Un programma di vita per uno spirito non romantico non può essere che una confessione. Anche scrivendo per se stessi è difficile non avvertire i pericoli di misura che si nascondono nel confessarsi. Si perde il senso delle proporzioni; l'autobiografia come problema non è la piú pacifica delle conquiste. Osservare i giusti rapporti tra la valutazione di sé e la valutazione delle cose sembra meno agevole che l'inserirsi con la mera azione in un processo storico.

Credo di poter riconoscere le mie qualità più innate in una fondamentale aridezza, e in una inesorabile volontà.

L'aridezza rappresenta insieme la mia passività e la mia misura, la serenità e l'ironia. Tutto ciò che di tragico vi può essere nella mia vita si riferisce invece alla mia volontà.

Se ripenso agli anni primi, quando gli impulsi sono piú netti e precisi, quando la barbarie si compromette senza cautele, ritrovo me stesso nudo, non maturo, potenziale, con una ingiustificata fiducia e una avvertita debolezza.

Sono dotato dalla natura come un primitivo. Sono ricco per istinto, per un impulso originario alla vita; povero, solo, per tutto il resto. Ho l'anima e l'inquietudine di un barbaro, con la sensibilità di un cinico; la storia non mi ha dato eredità di sorta; l'ambiente in cui son vissuto non mi ha offerto comunicazioni, non ha alimentato i miei problemi; non devo nulla a nessuno. Se ho voluto la storia me la son dovuta creare io; se ho voluto capire ho dovuto vivere; il mio gusto si è formato per un duro proposito. Ho peccato per amore quasi infantile per la cultura, per la filosofia: bisognava bene che amassi qualcosa, con tutta l'oscura violenza nascosta della mia originaria volontà di vivere; e a ciò che hai creato artificialmente bisogna che t'attacchi in un certo momento con piú passione. Dovevo anche fare in fretta; se mi guardo ora vedo proprio il desiderio gretto e feroce del povero che vuol arricchire.

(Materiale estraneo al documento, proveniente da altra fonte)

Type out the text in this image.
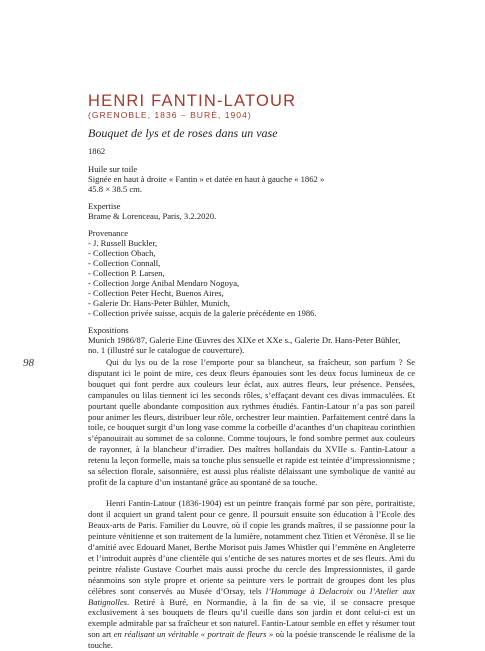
HENRI FANTIN-LATOUR
(GRENOBLE, 1836 – BURÉ, 1904)
Bouquet de lys et de roses dans un vase
1862
Huile sur toile
Signée en haut à droite « Fantin » et datée en haut à gauche « 1862 »
45.8 × 38.5 cm.
Expertise
Brame & Lorenceau, Paris, 3.2.2020.
Provenance
- J. Russell Buckler,
- Collection Obach,
- Collection Connall,
- Collection P. Larsen,
- Collection Jorge Anibal Mendaro Nogoya,
- Collection Peter Hecht, Buenos Aires,
- Galerie Dr. Hans-Peter Bühler, Munich,
- Collection privée suisse, acquis de la galerie précédente en 1986.
Expositions
Munich 1986/87, Galerie Eine Œuvres des XIXe et XXe s., Galerie Dr. Hans-Peter Bühler,
no. 1 (illustré sur le catalogue de couverture).
98	Qui du lys ou de la rose l’emporte pour sa blancheur, sa fraîcheur, son parfum ? Se disputant ici le point de mire, ces deux fleurs épanouies sont les deux focus lumineux de ce bouquet qui font perdre aux couleurs leur éclat, aux autres fleurs, leur présence. Pensées, campanules ou lilas tiennent ici les seconds rôles, s’effaçant devant ces divas immaculées. Et pourtant quelle abondante composition aux rythmes étudiés. Fantin-Latour n’a pas son pareil pour animer les fleurs, distribuer leur rôle, orchestrer leur maintien. Parfaitement centré dans la toile, ce bouquet surgit d’un long vase comme la corbeille d’acanthes d’un chapiteau corinthien s’épanouirait au sommet de sa colonne. Comme toujours, le fond sombre permet aux couleurs de rayonner, à la blancheur d’irradier. Des maîtres hollandais du XVIIe s. Fantin-Latour a retenu la leçon formelle, mais sa touche plus sensuelle et rapide est teintée d’impressionnisme ; sa sélection florale, saisonnière, est aussi plus réaliste délaissant une symbolique de vanité au profit de la capture d’un instantané grâce au spontané de sa touche.

Henri Fantin-Latour (1836-1904) est un peintre français formé par son père, portraitiste, dont il acquiert un grand talent pour ce genre. Il poursuit ensuite son éducation à l’Ecole des Beaux-arts de Paris. Familier du Louvre, où il copie les grands maîtres, il se passionne pour la peinture vénitienne et son traitement de la lumière, notamment chez Titien et Véronèse. Il se lie d’amitié avec Edouard Manet, Berthe Morisot puis James Whistler qui l’emmène en Angleterre et l’introduit auprès d’une clientèle qui s’entiche de ses natures mortes et de ses fleurs. Ami du peintre réaliste Gustave Courbet mais aussi proche du cercle des Impressionnistes, il garde néanmoins son style propre et oriente sa peinture vers le portrait de groupes dont les plus célèbres sont conservés au Musée d’Orsay, tels l’Hommage à Delacroix ou l’Atelier aux Batignolles. Retiré à Buré, en Normandie, à la fin de sa vie, il se consacre presque exclusivement à ses bouquets de fleurs qu’il cueille dans son jardin et dont celui-ci est un exemple admirable par sa fraîcheur et son naturel. Fantin-Latour semble en effet y résumer tout son art en réalisant un véritable « portrait de fleurs » où la poésie transcende le réalisme de la touche.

Cinico perché arido, forte perché solo e spregiudicato.

Io ignoro le qualità che i romantici hanno attribuito ai primitivi. Anche bambino non ho conosciuto l'idillio. Ho soffocato la gioia e la confidenza nella precocità della riflessione.

Vivevo a quattro anni in campagna con la mentalità di un cittadino spostato e prepotente. Questo mi viene dalla famiglia (figlio di contadiniemigratidiventati piccoli borghesi per gretto arrivismo di avventura). (Invece dell'arrivismo trovate in me dell'incertezza – mi sento spostato). Se cancello i ricordi che corrispondono soltanto all'ideale pedagogico proposto attraverso l'esempio dei genitori, mi restano pochi segni decisivi del mio spirito d'allora.





3 Tre pagine manoscritte, senza data. Il titolo è dell'Autore. Le pubblicò Il Contemporaneo, anno III, n. 7, 18 febbraio 1956.